Sebelumnya, tarif pajak karbon oleh pemerintah ditetapkan sebesar Rp 30 per Kg atau setara dengan Rp 30.000 per ton emisi karbon dioksida ekuivalen (tCO2e). Tarif tersebut jika dibandingkan dengan negara lain tergolong masih sangat jauh lebih kecil. Jika dalam satuan mata uang (kurs) US Dollar tarif Indonesia sekitar US$2,09 sementara itu, di Swedia per tCO2e dikenakan tarif sebesar US$137 (World Bank, 2021).  

Tarif pajak karbon yang tinggi tentunya akan mendorong para pelaku usaha melakukan aksi mitigasi dan beralih pada sumber energi terbarukan.
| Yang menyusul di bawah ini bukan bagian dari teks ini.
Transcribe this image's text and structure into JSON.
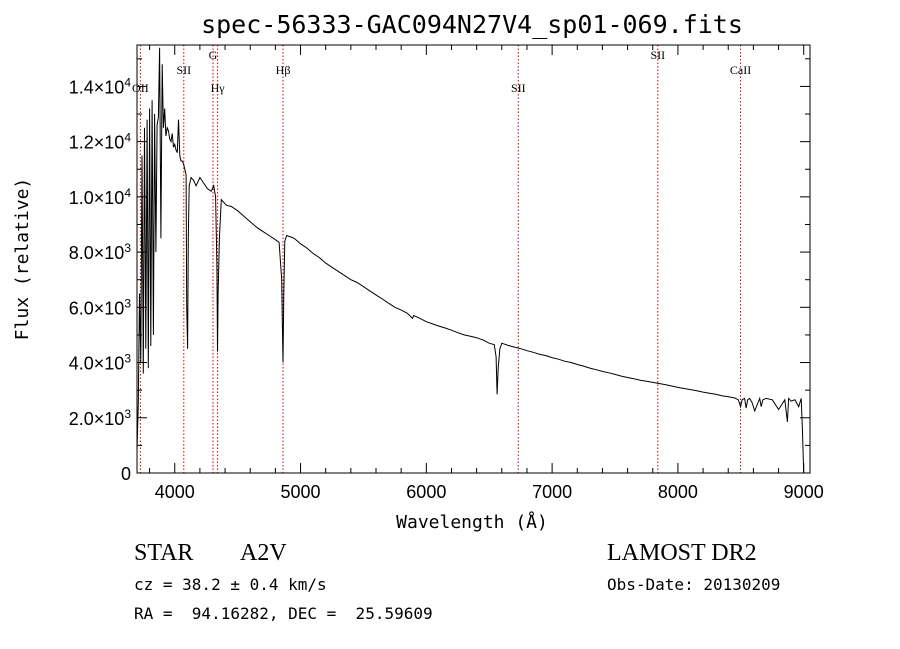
{
  "chart_data": {
    "type": "line",
    "title": "spec-56333-GAC094N27V4_sp01-069.fits",
    "xlabel": "Wavelength (Å)",
    "ylabel": "Flux (relative)",
    "xlim": [
      3700,
      9050
    ],
    "ylim": [
      0,
      15500
    ],
    "x_ticks": [
      {
        "value": 4000,
        "label": "4000"
      },
      {
        "value": 5000,
        "label": "5000"
      },
      {
        "value": 6000,
        "label": "6000"
      },
      {
        "value": 7000,
        "label": "7000"
      },
      {
        "value": 8000,
        "label": "8000"
      },
      {
        "value": 9000,
        "label": "9000"
      }
    ],
    "y_ticks": [
      {
        "value": 0,
        "mant": "0",
        "exp": ""
      },
      {
        "value": 2000,
        "mant": "2.0×10",
        "exp": "3"
      },
      {
        "value": 4000,
        "mant": "4.0×10",
        "exp": "3"
      },
      {
        "value": 6000,
        "mant": "6.0×10",
        "exp": "3"
      },
      {
        "value": 8000,
        "mant": "8.0×10",
        "exp": "3"
      },
      {
        "value": 10000,
        "mant": "1.0×10",
        "exp": "4"
      },
      {
        "value": 12000,
        "mant": "1.2×10",
        "exp": "4"
      },
      {
        "value": 14000,
        "mant": "1.4×10",
        "exp": "4"
      }
    ],
    "line_color": "#000000",
    "marker_color": "#cc0000",
    "spectral_lines": [
      {
        "wavelength": 3727,
        "label": "OII",
        "label_flux": 13800
      },
      {
        "wavelength": 4072,
        "label": "SII",
        "label_flux": 14450
      },
      {
        "wavelength": 4304,
        "label": "G",
        "label_flux": 15000
      },
      {
        "wavelength": 4341,
        "label": "Hγ",
        "label_flux": 13800
      },
      {
        "wavelength": 4861,
        "label": "Hβ",
        "label_flux": 14450
      },
      {
        "wavelength": 6731,
        "label": "SII",
        "label_flux": 13800
      },
      {
        "wavelength": 7840,
        "label": "SII",
        "label_flux": 15000
      },
      {
        "wavelength": 8498,
        "label": "CaII",
        "label_flux": 14450
      }
    ],
    "series": [
      {
        "x": [
          3700,
          3710,
          3720,
          3730,
          3740,
          3750,
          3760,
          3770,
          3780,
          3790,
          3800,
          3810,
          3820,
          3830,
          3840,
          3850,
          3860,
          3870,
          3880,
          3890,
          3900,
          3910,
          3920,
          3930,
          3940,
          3950,
          3960,
          3970,
          3980,
          3990,
          4000,
          4010,
          4020,
          4030,
          4040,
          4050,
          4060,
          4070,
          4080,
          4090,
          4095,
          4102,
          4108,
          4115,
          4130,
          4150,
          4170,
          4200,
          4230,
          4260,
          4290,
          4310,
          4325,
          4335,
          4340,
          4345,
          4355,
          4370,
          4390,
          4410,
          4450,
          4500,
          4550,
          4600,
          4650,
          4700,
          4750,
          4800,
          4830,
          4850,
          4855,
          4861,
          4867,
          4875,
          4890,
          4920,
          4950,
          5000,
          5050,
          5100,
          5150,
          5200,
          5250,
          5300,
          5350,
          5400,
          5450,
          5500,
          5550,
          5600,
          5650,
          5700,
          5750,
          5800,
          5850,
          5890,
          5900,
          5950,
          6000,
          6050,
          6100,
          6150,
          6200,
          6250,
          6300,
          6350,
          6400,
          6450,
          6500,
          6540,
          6555,
          6563,
          6571,
          6585,
          6600,
          6650,
          6700,
          6750,
          6800,
          6850,
          6900,
          6950,
          7000,
          7050,
          7100,
          7150,
          7200,
          7250,
          7300,
          7350,
          7400,
          7450,
          7500,
          7550,
          7600,
          7650,
          7700,
          7750,
          7800,
          7850,
          7900,
          7950,
          8000,
          8050,
          8100,
          8150,
          8200,
          8250,
          8300,
          8350,
          8400,
          8450,
          8480,
          8498,
          8510,
          8530,
          8542,
          8555,
          8570,
          8590,
          8610,
          8650,
          8662,
          8675,
          8700,
          8750,
          8800,
          8850,
          8870,
          8880,
          8900,
          8930,
          8960,
          8980,
          8990,
          9000
        ],
        "y": [
          800,
          2500,
          6500,
          4000,
          11500,
          3600,
          12500,
          4500,
          12800,
          3800,
          13200,
          4600,
          13500,
          5000,
          13000,
          8000,
          12600,
          12900,
          15400,
          8500,
          14800,
          12500,
          13200,
          12200,
          12500,
          12400,
          12100,
          12000,
          12300,
          11800,
          11900,
          11700,
          11600,
          12800,
          11500,
          11300,
          11300,
          11200,
          11000,
          10800,
          6000,
          4500,
          8500,
          10400,
          10700,
          10600,
          10400,
          10700,
          10500,
          10300,
          10200,
          10400,
          10000,
          7500,
          4400,
          6500,
          8500,
          9900,
          9800,
          9700,
          9650,
          9500,
          9300,
          9100,
          8900,
          8750,
          8600,
          8450,
          8350,
          7000,
          5500,
          4000,
          6500,
          8400,
          8600,
          8550,
          8500,
          8300,
          8150,
          7950,
          7800,
          7600,
          7450,
          7300,
          7150,
          7000,
          6900,
          6750,
          6600,
          6450,
          6300,
          6150,
          6000,
          5900,
          5780,
          5600,
          5700,
          5600,
          5480,
          5400,
          5320,
          5250,
          5170,
          5080,
          5000,
          4950,
          4900,
          4820,
          4700,
          4650,
          4200,
          2850,
          3800,
          4500,
          4700,
          4620,
          4560,
          4500,
          4430,
          4370,
          4300,
          4250,
          4180,
          4120,
          4050,
          4000,
          3930,
          3870,
          3800,
          3740,
          3680,
          3630,
          3570,
          3510,
          3460,
          3410,
          3360,
          3320,
          3280,
          3240,
          3200,
          3150,
          3100,
          3060,
          3020,
          2980,
          2930,
          2890,
          2850,
          2800,
          2760,
          2720,
          2650,
          2400,
          2650,
          2700,
          2350,
          2650,
          2700,
          2550,
          2250,
          2700,
          2400,
          2650,
          2700,
          2650,
          2300,
          2650,
          1850,
          2700,
          2600,
          2650,
          2400,
          2700,
          1500,
          0
        ]
      }
    ]
  },
  "footer": {
    "object_class": "STAR",
    "subclass": "A2V",
    "survey": "LAMOST DR2",
    "cz": "cz = 38.2 ± 0.4 km/s",
    "obs_date": "Obs-Date: 20130209",
    "coords": "RA =  94.16282, DEC =  25.59609"
  }
}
Jika tarif pajak yang dikenakan lebih murah daripada biaya yang dibutuhkan untuk mencapai target pengurangan emisi gas rumah kaca (GRK) pada 2030 sebesar 29%, para pelaku usaha atau masyarakat pun akan lebih memilih memilih membayar pajak daripada memitigasi atau mencari alternatif lain. Tentunya tarif dalam hal ini sangat penting agar dapat mencapai tujuan utama dari penetapan pajak karbon, yaitu sebagai instrumen pengendali iklim. 

 2. Transparansi Pelaksanaan Kebijakan 

Tantangan yang dihadapi dapat berupa lemahnya sistem administrasi perpajakan, kontribusi sektor penyumbang penerimaan yang minim, juga rendahnya tingkat kepatuhan pajak. Hal-hal terkait transparansi perpajakan yaitu berupa transparansi sistem keuangan dan kaitannya. Selain itu, pada saat transparansi keuangan hal yang terkait juga yaitu digitalisasi dengan tetap menjaga privasi dan kerahasiaan data wajib pajak. 

Baca juga Sri Mulyani Ungkap Iklim Global Dapat Kikis Basis Pajak

Implementasi transparansi pada sistem perpajakan akan menghasilkan dampak positif berupa meningkatnya kepatuhan wajib pajak dan penerimaan negara. Unsur transparansi ini relevan dengan penerapan sistem demokrasi berupa partisipasi warga. 

Pada dasarnya, kepercayaan masyarakat untuk membayar pajak didasarkan atas pertanyaan: 

  • Berapa pajak yang harus dibayar? 
  • Mengapa harus membayar pajak? 
  • Untuk apa penerimaan pajak tersebut digunakan? 

Sehingga dapat dikatakan transparansi perpajakan perlu dihadapi dan diterapkan dengan maksimal agar dapat meningkatkan rasio kepatuhan pajak. 

3. Negosiasi yang Dilakukan Para Pengusaha di Sektor Energi 

Tak dapat dipungkiri adanya sisi gelap peraturan yang dapat ditembus jika memiliki koneksi yang kuat. Dikatakan oleh Memory Machingami (Senior Economist Environmental and Fuel Taxes), sejumlah tantangan dalam penerapan pajak karbon yaitu terdapat kelompok pelaku usaha energi fosil yang memiliki lobi-lobi agar bisa mempertahankan bisnisnya tersebut. Di negaranya, Afrika Selatan, Memory mengatakan untuk menyelesaikan lobi-lobi politik untuk kebijakan pajak karbon membutuhkan waktu 10 tahun. Cara yang digunakan untuk meminimalisir hal tersebut oleh negaranya berupa pemberian insentif dan kompromi terkait penetapan tarif pajak karbon.